Tidak dapat menolak, aku telah memeriksanya di internet, mata ku melebar pada beragam artikel tentang dia. Dia berusia tiga puluh delapan tahun, lajang, dan pernah bekerja di dua firma hukum lain dalam kariernya. Setiap perubahan telah memindahkannya ke firma yang lebih bergengsi, dan dia telah bersama Smith dan Hodges selama lima tahun. 

Selain artikel hukum dan informasi profesional yang dimiliki situs web perusahaan, aku menemukan banyak foto dirinya dengan wanita. Wanita cantik. Ketika aku fokus pada tanggal, aku perhatikan tidak ada yang bertahan lama. Aku menggelengkan kepala, menutup laptop.

Dia akan menjadi bos ku, dan kehidupan pribadinya bukan urusan ku. Aku akan pergi ke Smith dan Hodges untuk mempelajari semua yang aku bisa untuk tahun depan sehingga aku dapat melanjutkan hidup ku. Tidak ada lagi.

Kalau saja aku bisa meyakinkan pikirkan ku untuk berhenti mengingat bagaimana tanganku terasa di genggaman tangannya.

Dan kini hari yang aku tunggu telah tiba. Langkah selanjutnya dalam perjalanan ku.

Aku turun dari tempat tidurku, mendorong kakiku ke dalam sandal yang selalu ada ku taroh dibawah kasur, dan berjalan terseok-seok ke dapur. Untuk membuat secangkir kopi lalu menuju ke kamar mandi. Setengah jam kemudian, aku duduk di meja kecil ku, menikmati secangkir kopi yang panas dan beraroma sangat harum. Aku melihat sekeliling apartemenku, ruang yang selalu membuat ku merasa nyaman dan tentram.

Aku tinggal di sebuah apartemen kecil, terletak di pusat kota Jakarta. Berjalan kaki lima menit membawa ku ke keramaian dan hiruk pikuk kota Jakarta, tetapi jalan tempat ku tinggal relatif terbilang sepi. Itu adalah tempat dua kamar tidur, penuh dengan pesona dan karakter. Lantai kayu keras yang berderit di bawah kaki, dinding plester, langit-langit tinggi, dan jendela dengan bingkai kaca bertimbal yang berkilau di bawah sinar matahari dan membutuhkan semua usaha ku untuk membukanya. 

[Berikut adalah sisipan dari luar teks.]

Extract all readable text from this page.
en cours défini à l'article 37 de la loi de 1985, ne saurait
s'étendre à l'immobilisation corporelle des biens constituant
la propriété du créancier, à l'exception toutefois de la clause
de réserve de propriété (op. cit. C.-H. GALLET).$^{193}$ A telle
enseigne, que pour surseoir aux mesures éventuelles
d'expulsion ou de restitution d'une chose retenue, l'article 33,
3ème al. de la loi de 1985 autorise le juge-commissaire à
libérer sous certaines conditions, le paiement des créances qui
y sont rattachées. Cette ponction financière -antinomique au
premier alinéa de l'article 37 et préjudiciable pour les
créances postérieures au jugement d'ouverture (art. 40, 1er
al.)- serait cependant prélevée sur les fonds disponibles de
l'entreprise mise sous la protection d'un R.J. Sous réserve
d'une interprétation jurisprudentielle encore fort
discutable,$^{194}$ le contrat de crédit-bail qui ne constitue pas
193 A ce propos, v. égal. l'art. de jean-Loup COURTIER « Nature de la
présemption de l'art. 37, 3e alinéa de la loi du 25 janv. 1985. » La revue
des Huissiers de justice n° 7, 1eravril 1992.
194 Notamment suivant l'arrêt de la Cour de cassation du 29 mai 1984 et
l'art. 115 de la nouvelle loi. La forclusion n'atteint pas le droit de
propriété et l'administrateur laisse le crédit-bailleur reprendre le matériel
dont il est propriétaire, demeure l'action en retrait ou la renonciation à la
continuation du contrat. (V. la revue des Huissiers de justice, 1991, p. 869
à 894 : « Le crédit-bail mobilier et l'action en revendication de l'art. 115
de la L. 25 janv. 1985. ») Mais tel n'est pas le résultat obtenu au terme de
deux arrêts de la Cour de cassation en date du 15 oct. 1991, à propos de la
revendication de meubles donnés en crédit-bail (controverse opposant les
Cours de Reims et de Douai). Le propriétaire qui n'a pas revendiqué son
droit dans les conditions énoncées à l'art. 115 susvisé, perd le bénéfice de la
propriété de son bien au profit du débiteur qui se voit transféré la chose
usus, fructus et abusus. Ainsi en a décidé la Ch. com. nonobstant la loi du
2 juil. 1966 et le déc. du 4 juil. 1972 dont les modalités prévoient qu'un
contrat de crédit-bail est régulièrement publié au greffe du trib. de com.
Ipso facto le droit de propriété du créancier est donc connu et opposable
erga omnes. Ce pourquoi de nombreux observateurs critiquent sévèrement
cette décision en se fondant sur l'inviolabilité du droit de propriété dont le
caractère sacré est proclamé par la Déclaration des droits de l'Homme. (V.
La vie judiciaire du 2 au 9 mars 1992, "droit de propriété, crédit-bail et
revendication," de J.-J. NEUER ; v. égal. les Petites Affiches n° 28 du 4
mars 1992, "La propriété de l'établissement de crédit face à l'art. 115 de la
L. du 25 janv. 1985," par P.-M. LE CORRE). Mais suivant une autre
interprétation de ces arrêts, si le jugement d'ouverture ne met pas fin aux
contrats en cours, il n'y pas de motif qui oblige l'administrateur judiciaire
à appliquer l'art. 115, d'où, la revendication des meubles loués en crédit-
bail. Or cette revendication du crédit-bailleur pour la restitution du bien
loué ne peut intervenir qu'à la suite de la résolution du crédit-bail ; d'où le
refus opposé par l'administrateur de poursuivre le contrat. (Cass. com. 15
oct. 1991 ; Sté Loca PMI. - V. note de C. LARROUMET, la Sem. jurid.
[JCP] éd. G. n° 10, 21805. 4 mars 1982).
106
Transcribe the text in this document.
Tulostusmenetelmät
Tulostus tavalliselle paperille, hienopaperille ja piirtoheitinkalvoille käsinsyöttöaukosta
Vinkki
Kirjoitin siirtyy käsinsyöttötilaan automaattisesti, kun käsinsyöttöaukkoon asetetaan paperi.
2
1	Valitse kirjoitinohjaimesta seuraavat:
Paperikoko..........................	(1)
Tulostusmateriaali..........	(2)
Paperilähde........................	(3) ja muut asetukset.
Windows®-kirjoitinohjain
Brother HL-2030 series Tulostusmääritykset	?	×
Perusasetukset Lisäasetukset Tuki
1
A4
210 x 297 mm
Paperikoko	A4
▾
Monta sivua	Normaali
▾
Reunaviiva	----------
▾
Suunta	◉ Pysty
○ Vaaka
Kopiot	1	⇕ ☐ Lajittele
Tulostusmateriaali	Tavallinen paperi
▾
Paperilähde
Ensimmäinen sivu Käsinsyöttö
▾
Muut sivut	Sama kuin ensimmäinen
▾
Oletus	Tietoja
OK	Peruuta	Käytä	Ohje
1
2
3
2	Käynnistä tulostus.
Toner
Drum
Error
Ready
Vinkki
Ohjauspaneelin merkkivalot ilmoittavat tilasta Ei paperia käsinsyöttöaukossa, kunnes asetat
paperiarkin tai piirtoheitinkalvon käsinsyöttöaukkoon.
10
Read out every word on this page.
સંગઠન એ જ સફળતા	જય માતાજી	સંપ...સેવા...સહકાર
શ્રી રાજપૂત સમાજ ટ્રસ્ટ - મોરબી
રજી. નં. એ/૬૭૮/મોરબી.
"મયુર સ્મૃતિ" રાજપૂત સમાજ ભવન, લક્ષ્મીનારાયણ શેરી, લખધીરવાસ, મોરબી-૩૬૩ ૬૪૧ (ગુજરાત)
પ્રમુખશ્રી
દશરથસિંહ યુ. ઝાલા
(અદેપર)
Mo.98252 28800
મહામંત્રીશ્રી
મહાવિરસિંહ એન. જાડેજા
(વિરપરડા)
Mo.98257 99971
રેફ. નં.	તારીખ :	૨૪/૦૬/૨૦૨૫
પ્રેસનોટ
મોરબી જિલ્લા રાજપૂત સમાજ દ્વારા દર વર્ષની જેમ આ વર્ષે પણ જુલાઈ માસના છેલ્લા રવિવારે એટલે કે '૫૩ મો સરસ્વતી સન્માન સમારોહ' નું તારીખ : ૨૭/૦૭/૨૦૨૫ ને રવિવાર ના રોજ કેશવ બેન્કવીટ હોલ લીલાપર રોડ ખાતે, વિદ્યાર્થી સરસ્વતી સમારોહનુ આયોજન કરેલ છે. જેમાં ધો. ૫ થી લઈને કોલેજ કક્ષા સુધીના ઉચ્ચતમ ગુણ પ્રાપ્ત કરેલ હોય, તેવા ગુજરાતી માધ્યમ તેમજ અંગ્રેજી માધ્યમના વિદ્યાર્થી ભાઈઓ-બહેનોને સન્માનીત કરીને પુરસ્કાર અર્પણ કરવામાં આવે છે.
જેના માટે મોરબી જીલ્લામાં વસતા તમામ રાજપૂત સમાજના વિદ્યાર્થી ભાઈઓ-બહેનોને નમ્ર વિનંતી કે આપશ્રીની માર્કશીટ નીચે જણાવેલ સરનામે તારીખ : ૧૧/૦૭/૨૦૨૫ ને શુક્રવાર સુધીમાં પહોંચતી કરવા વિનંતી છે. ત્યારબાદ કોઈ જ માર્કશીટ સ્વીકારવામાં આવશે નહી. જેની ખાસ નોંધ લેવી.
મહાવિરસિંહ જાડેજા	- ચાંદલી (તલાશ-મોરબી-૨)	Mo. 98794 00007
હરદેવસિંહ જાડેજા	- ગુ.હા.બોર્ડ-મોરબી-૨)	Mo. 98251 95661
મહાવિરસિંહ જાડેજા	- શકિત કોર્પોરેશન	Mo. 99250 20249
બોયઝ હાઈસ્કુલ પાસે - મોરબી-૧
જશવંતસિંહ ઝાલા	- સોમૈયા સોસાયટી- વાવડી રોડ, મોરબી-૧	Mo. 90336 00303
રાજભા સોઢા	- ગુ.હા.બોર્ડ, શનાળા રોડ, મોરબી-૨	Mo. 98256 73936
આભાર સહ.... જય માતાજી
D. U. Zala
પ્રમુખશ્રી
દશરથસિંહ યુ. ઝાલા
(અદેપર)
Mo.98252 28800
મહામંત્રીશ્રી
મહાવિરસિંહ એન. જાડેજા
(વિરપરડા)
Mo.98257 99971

Dapur ku memiliki lemari kayu asli, dan bak mandi kaki cakar di kamar mandi sangat ideal untuk berendam lama. Aku menyukai setiap incinya.

Ayah ku merasa ngeri dengan pilihan tempat tinggal ku ini.

"Pamanmu memiliki beberapa kompleks apartemen paling mewah di Jakarta," bantahnya. "Kamu lebih memilih apartemen seperti ini. Apa yang kau pikirkan, Maria?" dia bertanya sambil melihat sekeliling, curiga.

Aku menggerakkan jariku di atas rel kursi, kayu seperti sutra di bawah sentuhan ku. "Aku suka tempat ini." Aku meletakkan tanganku di lengannya. "Aku suka tempat ini, Ayah. Lingkungan besar. Gedungnya aman. Ada AC baru di jendela kamar tidur, dan aku akan mengambil salah satu yang portabel di sini. 

Aku bisa menaiki tiga anak tangga dengan mudah." Aku bertemu matanya, mengangkat alisku sebagai pengingat diam. "Aku yakin mereka punya tempat dengan walk-up," dengusnya.